Hannoch and I met 23 years ago. He had a little boy, I had a little girl. We took the scraps of our lives, put them together and made a beautiful new family.
Now my little girl is married and has two little boys, and Hannoch’s little boy is newly married too, but that’s another story…
After we met and got married, Hannoch told me that when his son, Shaul, was two years old and his family fell apart, he wrote a story to light up the darkness around him. A story about Naomi (Na’ama in the original story), a hardworking seamstress, that is charged by her boss with making a special bed sheet for a special boy, Shaul. Naomi is stumped by the request at first, but then has an idea: she will decorate the sheet with pictures of animals. She goes to the zoo, where she encounters animals who evade her request under various pretexts. She doesn’t give up and eventually collects the pictures and makes the sheet.

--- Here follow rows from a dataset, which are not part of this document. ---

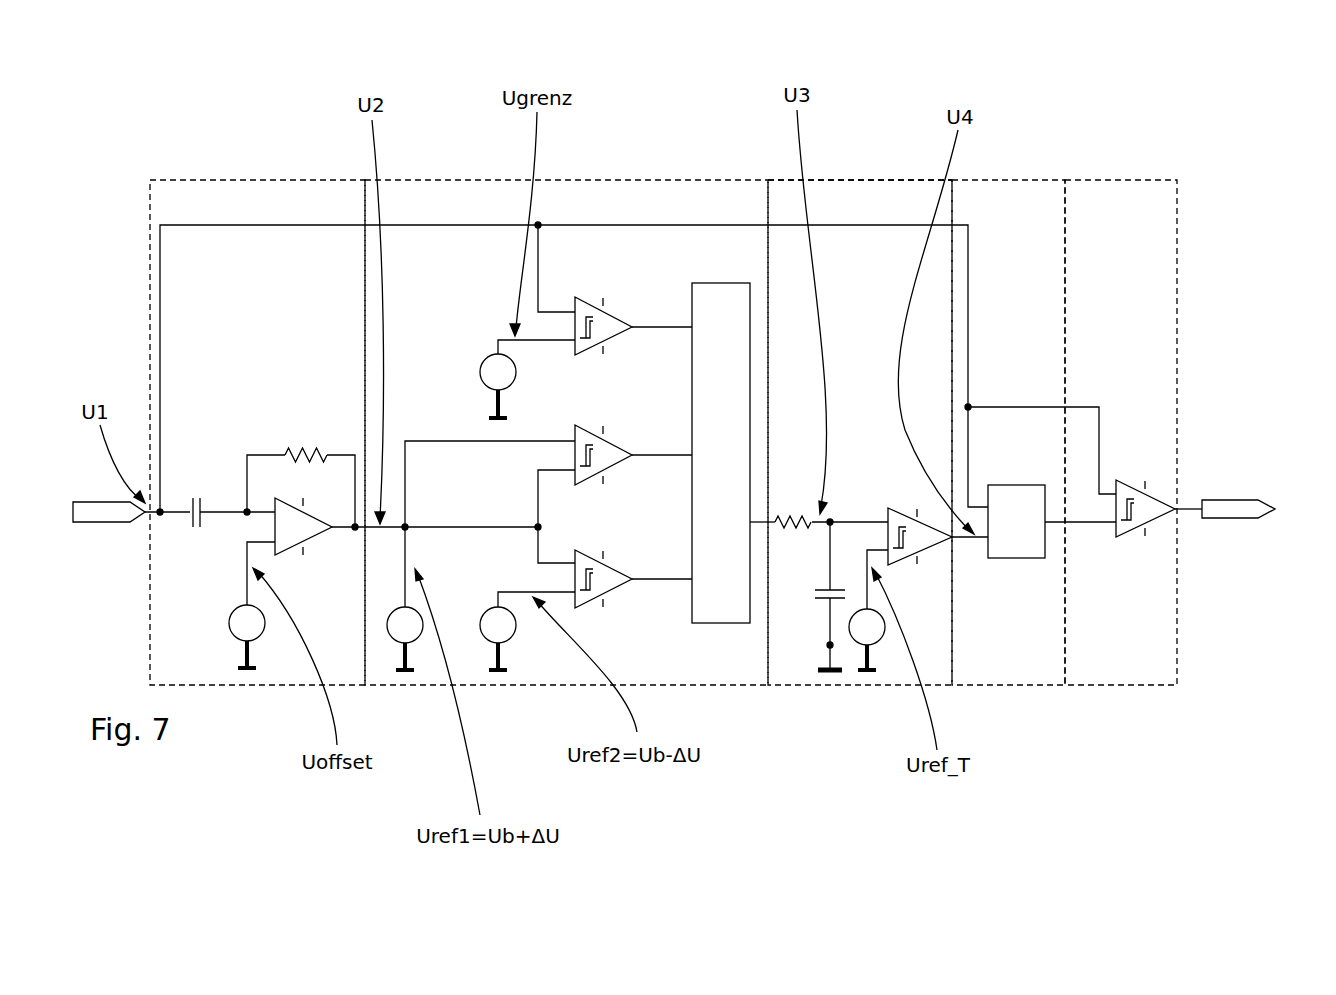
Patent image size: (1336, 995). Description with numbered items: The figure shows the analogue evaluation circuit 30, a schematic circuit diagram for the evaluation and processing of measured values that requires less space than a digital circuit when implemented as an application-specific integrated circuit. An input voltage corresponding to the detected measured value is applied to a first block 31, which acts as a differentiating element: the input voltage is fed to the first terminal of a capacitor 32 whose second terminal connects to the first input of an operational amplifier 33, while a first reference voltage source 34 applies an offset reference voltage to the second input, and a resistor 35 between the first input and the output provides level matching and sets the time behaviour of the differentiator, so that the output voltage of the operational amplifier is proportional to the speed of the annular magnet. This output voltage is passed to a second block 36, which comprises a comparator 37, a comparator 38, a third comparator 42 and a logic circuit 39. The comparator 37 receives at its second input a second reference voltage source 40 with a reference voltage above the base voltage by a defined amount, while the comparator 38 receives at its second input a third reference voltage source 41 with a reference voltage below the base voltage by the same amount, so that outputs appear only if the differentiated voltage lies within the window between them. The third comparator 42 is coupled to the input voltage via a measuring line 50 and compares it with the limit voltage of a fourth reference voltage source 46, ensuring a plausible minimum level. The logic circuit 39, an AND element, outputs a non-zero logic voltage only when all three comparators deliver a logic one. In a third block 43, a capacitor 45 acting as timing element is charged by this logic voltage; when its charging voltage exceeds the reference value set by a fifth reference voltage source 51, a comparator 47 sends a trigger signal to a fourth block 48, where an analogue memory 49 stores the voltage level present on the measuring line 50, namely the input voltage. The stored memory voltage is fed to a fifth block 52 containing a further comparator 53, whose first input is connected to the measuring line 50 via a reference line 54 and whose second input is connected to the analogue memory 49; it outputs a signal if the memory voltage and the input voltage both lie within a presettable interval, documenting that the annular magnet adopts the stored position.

The analogue evaluation circuit 30 is at (1226, 203).
The first block 31 is at (257, 180).
The capacitor 32 is at (190, 526).
The operational amplifier 33 is at (280, 498).
The first reference voltage source 34 is at (262, 640).
The resistor 35 is at (307, 448).
The second block 36 is at (428, 180).
The comparator 37 is at (616, 440).
The comparator 38 is at (612, 583).
The logic circuit 39 is at (728, 295).
The second reference voltage source 40 is at (416, 645).
The reference voltage source Uref2 41 is at (510, 645).
The third comparator 42 is at (624, 331).
The third block 43 is at (878, 180).
The capacitor 45 is at (822, 600).
The fourth reference voltage source 46 is at (486, 365).
The comparator 47 is at (932, 548).
The fourth block 48 is at (1027, 180).
The analogue memory 49 is at (1040, 558).
The measuring line 50 is at (210, 225).
The fifth reference voltage source 51 is at (879, 647).
The fifth block 52 is at (1127, 180).
The comparator 53 is at (1152, 506).
The reference line 54 is at (1010, 407).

After hearing the story, I explained to Hannoch that actually Naomi makes a quilt, not a sheet, and we went on with our life.
Fast forward to three years ago: Hannoch tells me that he dreams of publishing the story of Naomi. We start looking for illustrators. Then it dawns on me – if Naomi makes a quilt, wouldn’t it be a wonderful idea to illustrate the book using quilting techniques and to finally make Shaul’s quilt? So I started my journey to illustrate the book. It was difficult as I’m not an illustrator and my drawing skills are rather basic. Using pictures for reference I managed to create a couple of illustrations, struggling with textile technique as well.
But when I got to the animals, I was at a complete loss. It just didn’t work. I procrastinated and was in pain over it. A year ago I set a deadline: the book will be Hannoch’s 60th birthday present in July 2018. But setting a deadline does not an illustrator make… It was weighing on me more and more. And then after a conversation with a wise friend I understood that the book is more important than who illustrates it. I searched for an illustrator, found the very talented Tanja Russita, and contracted her to draw the illustrations with water colors. Then I had the illustrations printed on fabric and made the quilt!
Yesterday we started a crowd funding campaign to finish the book and publish it. It’s a dream come true. Well, almost. We keep our fingers crossed for the campaign to succeed…
And now to the title of the blog post. Only in the last years we realized that Hannoch wrote the story of the slightly naive, endlessly optimistic Naomi and her quilt about me. He actually invented me and brought me to (his) life. And now I took his dream and made both the book and the quilt real for him, closing this wonderful circle.